All My Sons
Seen at Theatre Royal, Glasgow;
touring until September 26
My Name Is…
Seen at Cumbernauld Theatre;
touring until October 2
Reviewed by Mark Brown
Michael Emans, director of Glasgow-based touring company Rapture Theatre, must have felt cursed on Wednesday’s press night of his production of Arthur Miller’s superb tragedy All My Sons. It was hit, not only with the illness of actor Paul Shelley (in the lead role of war profiteer Joe Keller) a few days before opening, but also a fainting fit, late in the final act, which afflicted Trudie Goodwin (playing Keller’s wife, Kate).
After a short intermission, the brave Goodwin was able to continue, her unsteadiness strangely appropriate to her character’s increasing distress. Even more impressive was the excellent playing of Keller by David Tarkenter, who stepped into the lead from his supporting role as Dr Jim Bayliss (a part that was taken on admirably by Stewart Porter).
One hopes, of course, that Shelley makes a rapid and full recovery. However, as long as he is away, Emans is blessed with a fine stand-in as Keller. Tarkenter is compelling and visibly diminishing as the businessman who, although exonerated, is still widely suspected of sending faulty parts to the US Air Force during the Second World War (leading to the deaths of 21 airmen).
Emans’s presentation is very much in the American-British tradition of faithful, realist renderings of classical texts. Neil Murray’s set, a whitewashed, middle-class American house with a carefully maintained front yard, is emblematic of the production’s steady approach.
The acting, however, is decidedly uneven. Robert Jack (Chris) and Bryony Afferson (Ann Deever, Chris’s love interest, and daughter to Keller’s imprisoned business partner) give strong performances. There is less assured playing in some supporting roles, not least Michael Moreland, uncertain and dubiously accented as Ann’s brother George, and Lyn McAndrew, who overacts neighbour Sue Bayliss.
There could hardly be a greater difference between All My Sons (a work of tragic theatrical imagination) and My Name Is…, Sudha Bhuchar’s verbatim drama for London-based Tamasha Theatre.
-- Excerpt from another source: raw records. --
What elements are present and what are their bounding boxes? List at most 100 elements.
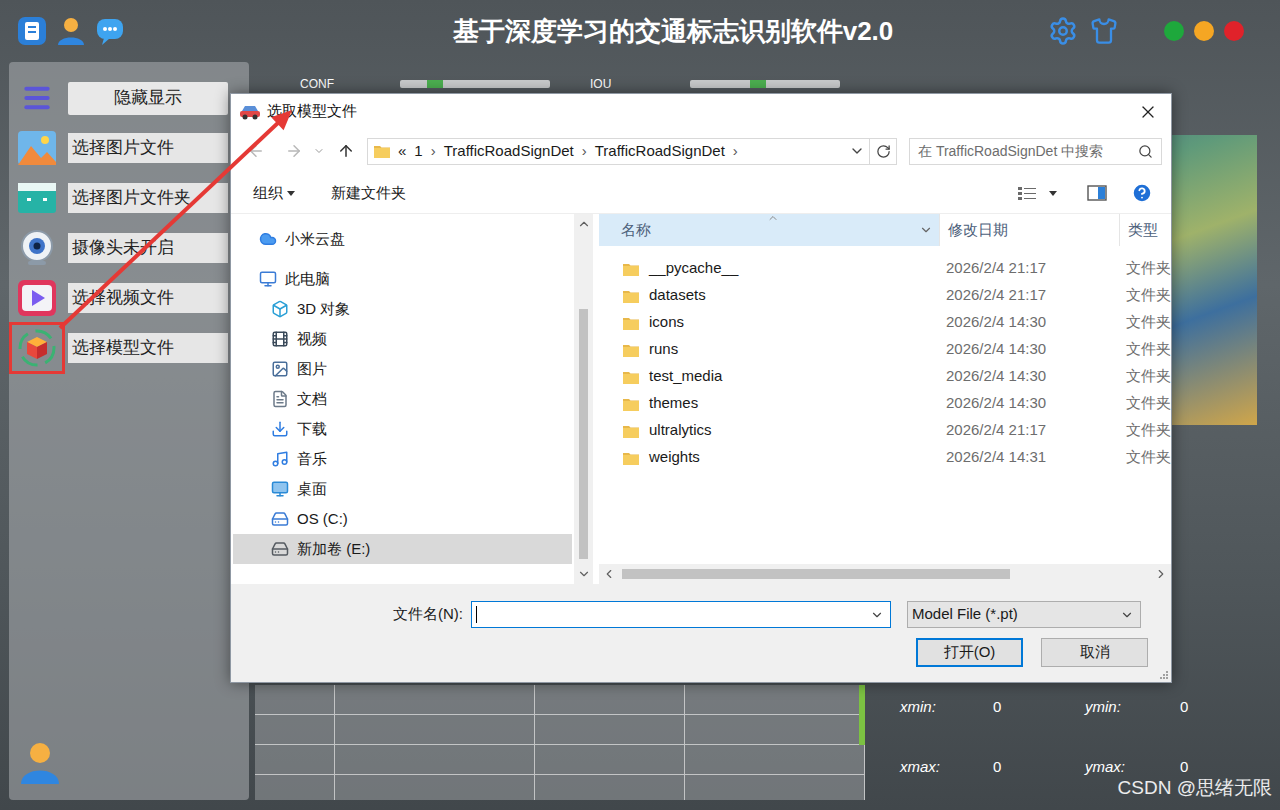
table-cell (535, 745, 685, 774)
file-type: 文件夹 (1119, 284, 1171, 307)
address-dropdown-icon[interactable] (849, 143, 865, 159)
sidebar-item-label[interactable]: 选择图片文件夹 (68, 183, 228, 213)
table-row[interactable] (255, 745, 865, 775)
nav-item[interactable]: 文档 (233, 384, 572, 414)
filename-history-icon[interactable] (870, 608, 884, 622)
open-button[interactable]: 打开(O) (916, 638, 1023, 667)
file-type: 文件夹 (1119, 446, 1171, 469)
view-mode-icon[interactable] (1017, 185, 1037, 201)
scroll-right-icon[interactable] (1154, 567, 1168, 581)
filename-input[interactable] (471, 601, 891, 628)
table-row[interactable] (255, 685, 865, 715)
nav-item[interactable]: 新加卷 (E:) (233, 534, 572, 564)
nav-item[interactable]: 此电脑 (233, 264, 572, 294)
scroll-up-icon[interactable] (577, 217, 591, 231)
window-control-dot[interactable] (1164, 21, 1184, 41)
file-row[interactable]: weights2026/2/4 14:31文件夹 (599, 444, 1171, 471)
slider-thumb[interactable] (427, 80, 443, 88)
organize-menu[interactable]: 组织 (253, 182, 295, 205)
sidebar-item[interactable]: 摄像头未开启 (9, 223, 249, 273)
chat-icon[interactable] (94, 15, 126, 47)
window-controls (1164, 21, 1244, 41)
column-header[interactable]: 修改日期 (939, 214, 1119, 246)
breadcrumb-separator[interactable]: › (431, 140, 436, 163)
file-row[interactable]: icons2026/2/4 14:30文件夹 (599, 309, 1171, 336)
table-row[interactable] (255, 775, 865, 800)
breadcrumb-item[interactable]: TrafficRoadSignDet (444, 140, 574, 163)
slider-thumb[interactable] (750, 80, 766, 88)
address-bar[interactable]: « 1 › TrafficRoadSignDet › TrafficRoadSignDet… (367, 138, 870, 165)
nav-item[interactable]: OS (C:) (233, 504, 572, 534)
breadcrumb-item[interactable]: TrafficRoadSignDet (595, 140, 725, 163)
table-scrollbar[interactable] (859, 685, 865, 745)
scroll-down-icon[interactable] (577, 567, 591, 581)
breadcrumb-separator[interactable]: › (582, 140, 587, 163)
gear-icon[interactable] (1048, 16, 1078, 46)
file-row[interactable]: themes2026/2/4 14:30文件夹 (599, 390, 1171, 417)
nav-item[interactable]: 小米云盘 (233, 224, 572, 254)
file-row[interactable]: ultralytics2026/2/4 21:17文件夹 (599, 417, 1171, 444)
sidebar-item[interactable]: 选择视频文件 (9, 273, 249, 323)
shirt-icon[interactable] (1090, 17, 1118, 45)
recent-icon[interactable] (313, 145, 325, 157)
nav-scroll-thumb[interactable] (579, 309, 588, 559)
file-row[interactable]: test_media2026/2/4 14:30文件夹 (599, 363, 1171, 390)
sidebar-item-label[interactable]: 选择图片文件 (68, 133, 228, 163)
nav-scrollbar[interactable] (574, 214, 593, 584)
column-header[interactable]: 名称 (599, 214, 939, 246)
dialog-body: 小米云盘此电脑3D 对象视频图片文档下载音乐桌面OS (C:)新加卷 (E:) 名… (231, 214, 1171, 584)
table-cell (685, 685, 865, 714)
close-button[interactable] (1125, 94, 1171, 129)
breadcrumb-separator[interactable]: › (733, 140, 738, 163)
window-control-dot[interactable] (1194, 21, 1214, 41)
nav-item[interactable]: 3D 对象 (233, 294, 572, 324)
preview-pane-icon[interactable] (1087, 185, 1107, 201)
column-header[interactable]: 类型 (1119, 214, 1171, 246)
back-icon[interactable] (247, 142, 265, 160)
table-row[interactable] (255, 715, 865, 745)
book-icon[interactable] (16, 15, 48, 47)
list-hscrollbar[interactable] (599, 564, 1171, 584)
nav-item[interactable]: 下载 (233, 414, 572, 444)
account-icon[interactable] (19, 740, 61, 786)
user-icon[interactable] (56, 15, 86, 47)
new-folder-button[interactable]: 新建文件夹 (331, 182, 406, 205)
view-caret-icon[interactable] (1049, 191, 1057, 196)
cancel-button[interactable]: 取消 (1041, 638, 1148, 667)
dialog-title-bar: 选取模型文件 (231, 94, 1171, 129)
nav-item[interactable]: 图片 (233, 354, 572, 384)
toggle-button[interactable]: 隐藏显示 (68, 82, 228, 115)
help-icon[interactable] (1131, 182, 1153, 204)
column-filter-icon[interactable] (919, 223, 933, 237)
search-box[interactable]: 在 TrafficRoadSignDet 中搜索 (909, 138, 1162, 165)
nav-item[interactable]: 视频 (233, 324, 572, 354)
refresh-button[interactable] (870, 138, 897, 165)
caret-down-icon (287, 191, 295, 196)
resize-grip-icon[interactable] (1158, 669, 1168, 679)
scroll-left-icon[interactable] (602, 567, 616, 581)
breadcrumb-overflow[interactable]: « (398, 140, 406, 163)
file-row[interactable]: __pycache__2026/2/4 21:17文件夹 (599, 255, 1171, 282)
up-icon[interactable] (337, 142, 355, 160)
sidebar-item-label[interactable]: 选择模型文件 (68, 333, 228, 363)
dialog-footer: 文件名(N):Model File (*.pt)打开(O)取消 (231, 584, 1171, 682)
forward-icon[interactable] (285, 142, 303, 160)
sidebar-item-label[interactable]: 选择视频文件 (68, 283, 228, 313)
menu-icon[interactable] (21, 82, 53, 114)
file-row[interactable]: datasets2026/2/4 21:17文件夹 (599, 282, 1171, 309)
sidebar-item[interactable]: 选择图片文件 (9, 123, 249, 173)
sidebar-item[interactable]: 选择图片文件夹 (9, 173, 249, 223)
nav-item[interactable]: 音乐 (233, 444, 572, 474)
coord-value: 0 (1180, 756, 1260, 776)
sidebar-item[interactable]: 选择模型文件 (9, 323, 249, 373)
slider-track[interactable] (690, 80, 840, 88)
sidebar-item-label[interactable]: 摄像头未开启 (68, 233, 228, 263)
slider-track[interactable] (400, 80, 550, 88)
nav-item[interactable]: 桌面 (233, 474, 572, 504)
filter-select[interactable]: Model File (*.pt) (907, 601, 1141, 628)
window-control-dot[interactable] (1224, 21, 1244, 41)
breadcrumb-item[interactable]: 1 (414, 140, 422, 163)
hscroll-thumb[interactable] (622, 569, 1010, 579)
table-cell (535, 685, 685, 714)
file-row[interactable]: runs2026/2/4 14:30文件夹 (599, 336, 1171, 363)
It has often been said that verbatim theatre, in which, typically, political issues are explored by way of words spoken by the real people involved, is the result of “the failure of journalism”.
This is, perhaps, truer of Bhuchar’s piece than of any other verbatim play. Stephen Lawrence drama The Colour Of Justice (to take one notable example) was, arguably, necessitated by journalism’s failure to pursue the guilty.
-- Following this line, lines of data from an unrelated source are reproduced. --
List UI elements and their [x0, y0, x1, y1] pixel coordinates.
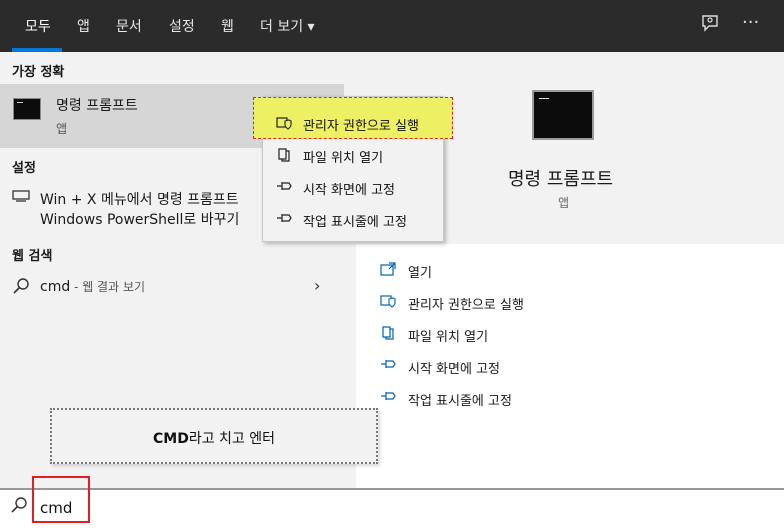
chevron-down-icon: ▾	[307, 19, 315, 35]
chevron-right-icon[interactable]: ›	[314, 276, 320, 295]
search-icon	[10, 496, 28, 519]
tab-apps[interactable]: 앱	[77, 16, 90, 36]
action-open-file-location[interactable]: 파일 위치 열기	[408, 326, 488, 345]
pin-icon	[380, 390, 398, 406]
search-icon	[12, 277, 30, 299]
best-match-name: 명령 프롬프트	[56, 98, 138, 114]
command-prompt-large-icon	[532, 90, 594, 140]
file-icon	[276, 147, 292, 167]
action-open[interactable]: 열기	[408, 262, 432, 281]
context-item-open-file-location[interactable]: 파일 위치 열기	[303, 147, 383, 166]
tab-settings[interactable]: 설정	[169, 16, 195, 36]
action-pin-start[interactable]: 시작 화면에 고정	[408, 358, 500, 377]
best-match-type: 앱	[56, 122, 68, 136]
web-search-heading: 웹 검색	[12, 249, 53, 264]
pin-icon	[276, 180, 294, 196]
instruction-bold: CMD	[152, 431, 189, 447]
more-options-icon[interactable]: ···	[742, 12, 759, 33]
file-icon	[380, 325, 398, 341]
settings-item-line2[interactable]: Windows PowerShell로 바꾸기	[40, 209, 239, 229]
pin-icon	[380, 358, 398, 374]
search-bar[interactable]	[0, 488, 784, 528]
instruction-text: CMD라고 치고 엔터	[52, 428, 376, 448]
instruction-callout: CMD라고 치고 엔터	[50, 408, 378, 464]
tab-more[interactable]: 더 보기 ▾	[260, 16, 315, 36]
instruction-rest: 라고 치고 엔터	[188, 431, 275, 447]
settings-item-line1[interactable]: Win + X 메뉴에서 명령 프롬프트	[40, 189, 239, 209]
tab-web[interactable]: 웹	[221, 16, 234, 36]
action-pin-taskbar[interactable]: 작업 표시줄에 고정	[408, 390, 512, 409]
web-search-item[interactable]: cmd - 웹 결과 보기	[40, 278, 145, 295]
action-run-as-admin[interactable]: 관리자 권한으로 실행	[408, 294, 524, 313]
shield-icon	[380, 294, 398, 310]
tab-documents[interactable]: 문서	[116, 16, 142, 36]
preview-app-type: 앱	[558, 196, 570, 210]
pin-icon	[276, 212, 294, 228]
feedback-icon[interactable]	[700, 14, 720, 39]
search-input-highlight	[32, 476, 90, 523]
shield-icon	[276, 116, 292, 134]
settings-heading: 설정	[12, 161, 36, 176]
tab-more-label: 더 보기	[260, 19, 304, 35]
monitor-icon	[12, 190, 30, 206]
tab-all[interactable]: 모두	[25, 16, 51, 36]
context-item-pin-taskbar[interactable]: 작업 표시줄에 고정	[303, 211, 407, 230]
web-search-query: cmd	[40, 279, 71, 295]
context-item-run-as-admin[interactable]: 관리자 권한으로 실행	[303, 115, 419, 134]
context-item-pin-start[interactable]: 시작 화면에 고정	[303, 179, 395, 198]
command-prompt-icon	[13, 98, 41, 120]
best-match-heading: 가장 정확	[12, 65, 65, 80]
preview-app-name: 명령 프롬프트	[508, 169, 614, 190]
web-search-suffix: - 웹 결과 보기	[70, 280, 146, 294]
open-icon	[380, 262, 398, 278]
By contrast, Bhuchar’s piece is about a story which received more than enough attention from the British press. The 2006 case of the Scots-Pakistani girl, known as both Molly Campbell and Misbah Rana, disgraced much of UK journalism.
When, following the breakdown of her parents’ marriage, Molly (the name she now lives under) went to Pakistan with her father, Sajad Rana, the UK mass media exploded with stories of her “abduction” and likely “forced marriage”. When Molly appeared on TV declaring that she had gone to Pakistan of her own free will and wanted to remain there with her father, sections of an embarrassed media changed tack, with lurid stories of Louise Campbell being an “unfit mother”.
Bhuchar conducted interviews with the three protagonists, and her play (in which names are fictionalised) is well-acted and scrupulously fair. Its integrity should chasten those elements in the media that were guilty, not only of sensationalism, but also of Islamophobia and racism.
That said, there is little director Philip Osment can do to make Bhuchar’s essentially journalistic work into something truly theatrical. Like so many verbatim dramas, one cannot help but feel that the right platform for it would be a TV documentary, rather than a stage.